With Universal Entertainment’s local partnership issues all but resolved in the Philippines, real estate development company Empire East saw fit to remove itself from the equation, paving the way for Universal to now go to bed with Century Properties Group.
Don’t feel too bad for Empire East, though, because according to its owner Andrew Tan, the decision to pulled of the joint venture with Universal came not so much because it was pushed into the sidelines, but as a result of “careful consideration of severable variables affecting such a venture”.
That was decision reached by Tan and the rest of the company’s board after its attention was called by “various sectors”, including its public shareholders, on potentially involving itself with a company that’s currently facing allegations in the Philippines for violating the country’s Anti-Dummy Law and the Foreign Investments Act of 1991.

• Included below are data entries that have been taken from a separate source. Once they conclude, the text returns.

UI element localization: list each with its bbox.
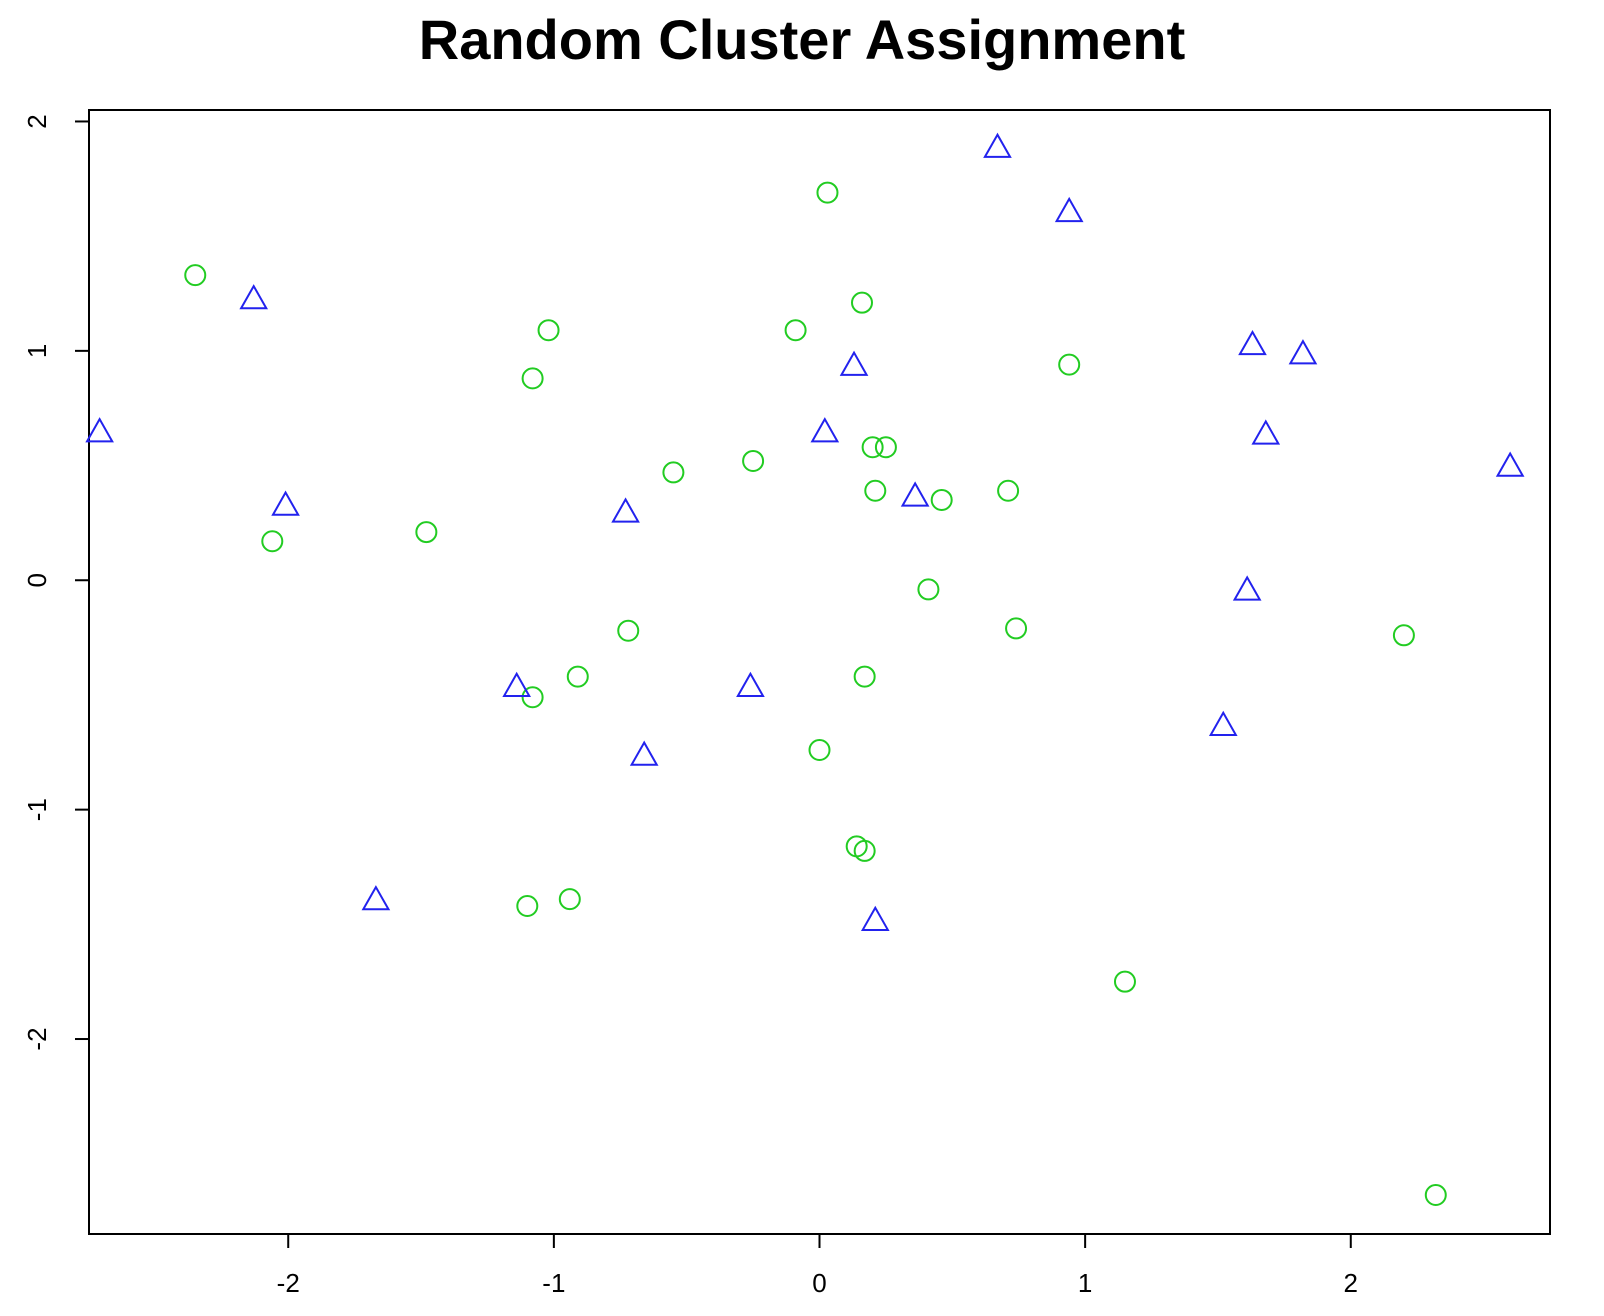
data-point-triangle	[85, 417, 114, 443]
data-point-triangle	[839, 350, 869, 376]
chart-title: Random Cluster Assignment	[418, 8, 1186, 71]
plot-frame	[88, 109, 1551, 1235]
data-point-triangle	[900, 481, 930, 507]
x-tick-label: 0	[812, 1268, 826, 1298]
data-point-circle	[558, 888, 581, 911]
data-point-circle	[851, 291, 874, 314]
data-point-triangle	[361, 885, 391, 911]
data-point-circle	[816, 181, 839, 204]
data-point-circle	[917, 578, 940, 601]
data-point-circle	[1005, 617, 1028, 640]
data-point-triangle	[1208, 710, 1238, 736]
data-point-circle	[617, 619, 640, 642]
y-tick-label: 0	[22, 573, 52, 587]
data-point-circle	[516, 894, 539, 917]
data-point-circle	[997, 479, 1020, 502]
data-point-circle	[874, 436, 897, 459]
data-point-triangle	[271, 490, 300, 516]
data-point-circle	[415, 521, 438, 544]
data-point-circle	[853, 839, 876, 862]
data-point-triangle	[1054, 196, 1084, 223]
data-point-circle	[1058, 353, 1081, 376]
data-point-triangle	[860, 905, 890, 931]
x-tick-label: 2	[1344, 1268, 1358, 1298]
y-tick-label: -1	[22, 798, 52, 821]
data-point-triangle	[239, 284, 269, 310]
data-point-circle	[864, 479, 887, 502]
x-tick-label: -1	[542, 1268, 565, 1298]
data-point-triangle	[1288, 339, 1318, 365]
y-tick-label: 2	[22, 114, 52, 128]
data-point-triangle	[736, 671, 765, 697]
data-point-circle	[930, 488, 953, 511]
y-tick-label: -2	[22, 1027, 52, 1050]
y-tick-label: 1	[22, 344, 52, 358]
data-point-circle	[853, 665, 876, 688]
data-point-triangle	[611, 497, 640, 523]
data-point-triangle	[983, 132, 1012, 158]
data-point-circle	[861, 436, 884, 459]
data-point-circle	[261, 530, 284, 553]
data-point-circle	[1424, 1184, 1447, 1207]
data-point-circle	[521, 686, 544, 709]
x-tick-label: 1	[1078, 1268, 1092, 1298]
data-point-triangle	[502, 671, 531, 697]
data-point-circle	[1113, 970, 1136, 993]
data-point-circle	[521, 367, 544, 390]
data-point-circle	[1392, 624, 1415, 647]
data-point-triangle	[629, 740, 659, 766]
data-point-circle	[808, 738, 831, 761]
data-point-triangle	[1251, 419, 1281, 445]
x-tick-label: -2	[277, 1268, 300, 1298]
data-point-circle	[662, 461, 685, 484]
data-point-triangle	[810, 417, 840, 443]
data-point-circle	[784, 319, 807, 342]
data-point-circle	[184, 264, 207, 287]
data-point-circle	[566, 665, 589, 688]
data-point-circle	[742, 449, 765, 472]
data-point-triangle	[1495, 451, 1525, 477]
data-point-circle	[537, 319, 560, 342]
data-point-triangle	[1238, 329, 1267, 356]
data-point-triangle	[1232, 575, 1262, 601]
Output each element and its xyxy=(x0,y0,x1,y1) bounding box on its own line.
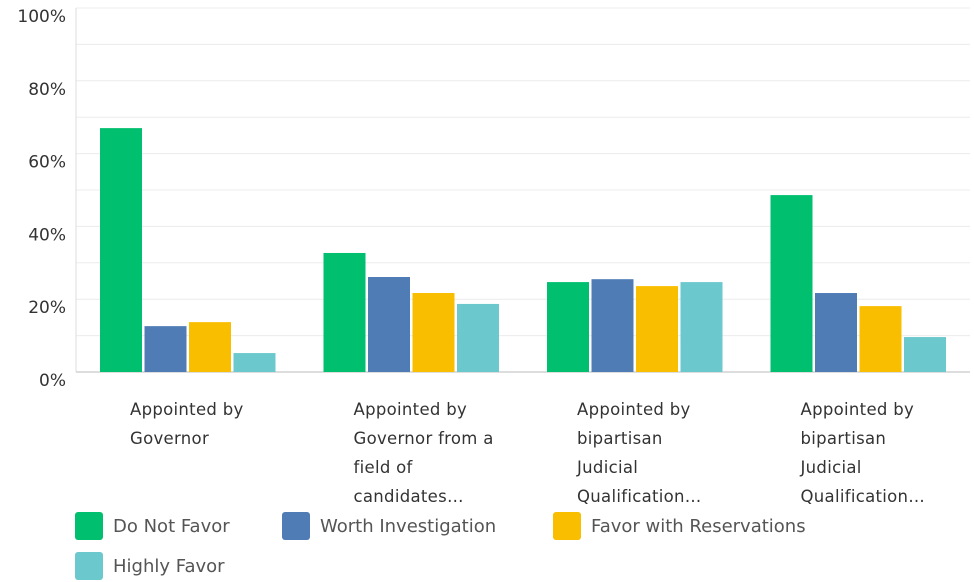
legend-item: Favor with Reservations xyxy=(553,512,806,540)
legend-label: Worth Investigation xyxy=(320,515,497,537)
bar xyxy=(680,282,723,372)
bar xyxy=(100,128,142,372)
bar xyxy=(144,326,187,372)
bar xyxy=(636,286,678,372)
y-tick-label: 60% xyxy=(28,153,66,173)
x-tick-label: Appointed by Governor xyxy=(130,400,244,448)
legend-swatch xyxy=(75,512,103,540)
legend-swatch xyxy=(282,512,310,540)
legend-item: Worth Investigation xyxy=(282,512,496,540)
bar xyxy=(412,293,455,372)
legend-swatch xyxy=(553,512,581,540)
y-tick-label: 20% xyxy=(28,298,66,318)
bar xyxy=(189,322,231,372)
bar xyxy=(815,293,857,372)
legend-swatch xyxy=(75,552,103,580)
bar xyxy=(368,276,410,372)
bar xyxy=(323,252,366,372)
y-tick-label: 100% xyxy=(17,7,66,27)
bar xyxy=(233,353,276,372)
x-tick-label: Appointed by bipartisan Judicial Qualifi… xyxy=(577,400,702,506)
y-tick-label: 40% xyxy=(28,225,66,245)
y-tick-label: 80% xyxy=(28,80,66,100)
legend-label: Favor with Reservations xyxy=(591,515,806,537)
legend-label: Do Not Favor xyxy=(113,515,230,537)
bar xyxy=(457,303,499,372)
legend-label: Highly Favor xyxy=(113,555,225,577)
bar xyxy=(859,306,902,372)
bar xyxy=(770,195,813,372)
bar xyxy=(547,282,589,372)
bar xyxy=(904,337,946,372)
bar xyxy=(591,279,634,372)
legend-item: Do Not Favor xyxy=(75,512,230,540)
y-tick-label: 0% xyxy=(39,371,66,391)
legend-item: Highly Favor xyxy=(75,552,225,580)
x-tick-label: Appointed by bipartisan Judicial Qualifi… xyxy=(800,400,926,506)
x-tick-label: Appointed by Governor from a field of ca… xyxy=(353,400,494,506)
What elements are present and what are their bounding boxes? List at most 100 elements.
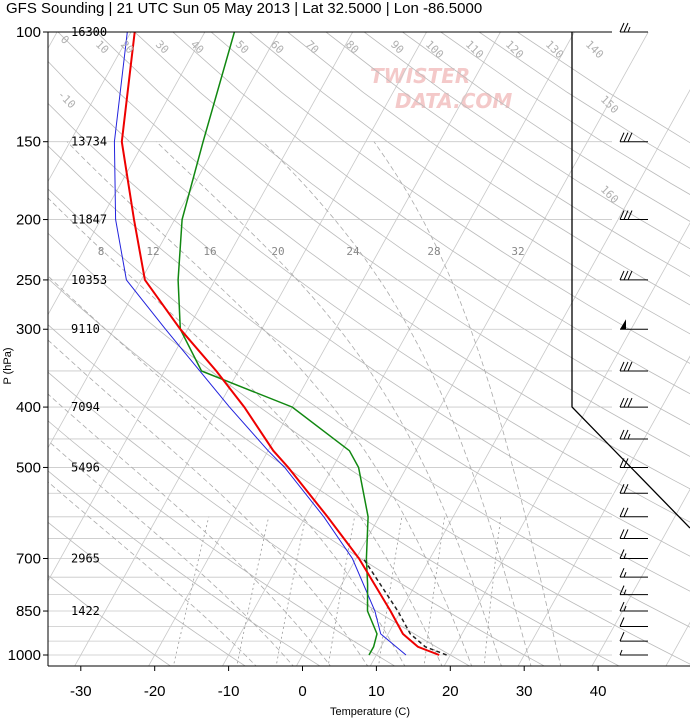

All that baggage proved to be too much for Empire East to handle and so, some of Empire East’s shareholders weren’t too comfortable in pursuing the Universal partnership, thus the decision to call an audible and step down on its collaboration with Universal’s Philippine subsidiary, Tiger Resorts Leisure and Entertainment Corporation.
With the deal now off the table, the proposed partnership that called for the development of a Php 45-billion luxury residential resort condominium complex has now gone up in smoke with Century Properties taking the mantle from Empire East as Universal Entertainment’s local bosom buddy.
Just don’t give Empire East flak for doing so, because in its eyes, it was the right business decision.
“Given the precarious situation this may present to such a joint venture, it was decided that it is best to withdraw from any further discussions with the Okada group,” the company said.